Although this article is mainly devoted to DDF, we should not forget that some applications do not really require the adaptively sampled distance fields. Instead, you might want to have just an adaptive voxelization, which is not obliged to capture all the features of the spatially varying distance field. Although the underlying sparse voxel octree (SVO) data structure remains largely the same, there are several questions you might want to think about to get the most efficient yet practical voxelization approach.

1. Do you really need to capture some "potential function" (like distance) in the ambient space, or do you rather want to voxelize the existing Lagrangian shape representation?
2. Would you like to sacrifice some extra memory to store custom attributes in your voxels, such as pre-evaluated function values (the scalars)?
3. What would be the voxel splitting criterion?

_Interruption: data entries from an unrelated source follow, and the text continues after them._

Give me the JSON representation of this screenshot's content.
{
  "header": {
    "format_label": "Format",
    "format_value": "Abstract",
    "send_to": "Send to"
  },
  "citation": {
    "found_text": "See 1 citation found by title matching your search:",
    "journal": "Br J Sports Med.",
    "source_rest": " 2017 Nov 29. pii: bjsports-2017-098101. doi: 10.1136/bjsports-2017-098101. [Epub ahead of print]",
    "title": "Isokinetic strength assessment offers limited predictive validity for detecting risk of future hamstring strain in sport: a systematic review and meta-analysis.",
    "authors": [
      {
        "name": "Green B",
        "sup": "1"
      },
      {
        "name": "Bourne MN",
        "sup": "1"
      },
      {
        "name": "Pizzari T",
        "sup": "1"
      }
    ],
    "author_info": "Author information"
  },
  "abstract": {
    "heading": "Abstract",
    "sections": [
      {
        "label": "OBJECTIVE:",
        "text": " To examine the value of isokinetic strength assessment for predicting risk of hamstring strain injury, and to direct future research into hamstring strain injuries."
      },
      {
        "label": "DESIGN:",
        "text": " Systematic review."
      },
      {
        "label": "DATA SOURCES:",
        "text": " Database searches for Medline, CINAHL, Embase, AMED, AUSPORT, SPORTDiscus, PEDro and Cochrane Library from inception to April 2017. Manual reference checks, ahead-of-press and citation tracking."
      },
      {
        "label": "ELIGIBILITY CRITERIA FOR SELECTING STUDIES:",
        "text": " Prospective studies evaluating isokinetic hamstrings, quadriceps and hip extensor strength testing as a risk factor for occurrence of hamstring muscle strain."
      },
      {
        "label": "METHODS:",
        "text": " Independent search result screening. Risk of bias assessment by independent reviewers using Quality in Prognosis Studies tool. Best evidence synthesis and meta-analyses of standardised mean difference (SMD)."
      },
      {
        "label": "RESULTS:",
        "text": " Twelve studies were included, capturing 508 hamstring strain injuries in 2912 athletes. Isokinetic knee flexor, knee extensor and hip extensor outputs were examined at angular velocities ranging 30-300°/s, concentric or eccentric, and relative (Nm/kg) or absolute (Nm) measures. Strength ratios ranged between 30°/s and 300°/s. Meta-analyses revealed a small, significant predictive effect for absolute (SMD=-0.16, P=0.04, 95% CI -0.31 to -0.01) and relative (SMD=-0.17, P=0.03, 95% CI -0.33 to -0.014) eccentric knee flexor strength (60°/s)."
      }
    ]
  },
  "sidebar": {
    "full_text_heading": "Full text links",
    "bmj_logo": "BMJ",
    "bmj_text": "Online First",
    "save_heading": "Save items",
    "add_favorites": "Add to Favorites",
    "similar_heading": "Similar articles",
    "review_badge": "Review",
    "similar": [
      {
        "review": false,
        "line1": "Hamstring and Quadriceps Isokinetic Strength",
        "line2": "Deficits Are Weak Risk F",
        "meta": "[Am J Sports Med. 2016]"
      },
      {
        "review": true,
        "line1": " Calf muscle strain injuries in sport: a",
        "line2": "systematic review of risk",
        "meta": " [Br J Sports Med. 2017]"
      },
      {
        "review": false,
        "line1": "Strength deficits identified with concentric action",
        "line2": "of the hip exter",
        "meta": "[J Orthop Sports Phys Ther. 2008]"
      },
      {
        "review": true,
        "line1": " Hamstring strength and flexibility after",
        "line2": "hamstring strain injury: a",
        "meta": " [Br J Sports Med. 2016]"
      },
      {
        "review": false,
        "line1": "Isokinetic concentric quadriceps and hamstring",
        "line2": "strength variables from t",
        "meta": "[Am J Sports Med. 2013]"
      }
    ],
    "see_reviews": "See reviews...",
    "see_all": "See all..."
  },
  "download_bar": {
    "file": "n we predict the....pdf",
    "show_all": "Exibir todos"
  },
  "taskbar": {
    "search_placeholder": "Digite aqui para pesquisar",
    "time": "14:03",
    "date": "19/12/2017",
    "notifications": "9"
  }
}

We have outlined one above, but it might be something completely custom. One broadly used voxelization strategy consists is splitting up those spatial cells that contain real geometry, while leaving the outer and inner voxels intact. This way, we do not try to approximate the varying isosurfaces of the implicit distance fields and just discretize the existing shape's boundary. If the voxelization is done not taking into account the distance field approximation criterion, it could lead to very dense decompositions, like the one shown in the following figure (more than 1 million voxels): However, it might make little sense to decompose the planar regions where curvature is close to zero. This is where you might want to control the accuracy of the distance field approximation again (~35k voxels for the precision of 0.5 [mm]): # Use in Analysis Situs

To build voxelization for the given CAD or mesh geometry, use the following Tcl command of Analysis Situs:

ddf-build-svo -min <minCellSize> [-owner <parentNodeId>]

This function creates a new octree Node in the project tree, where you can then configure different aspects of voxelization.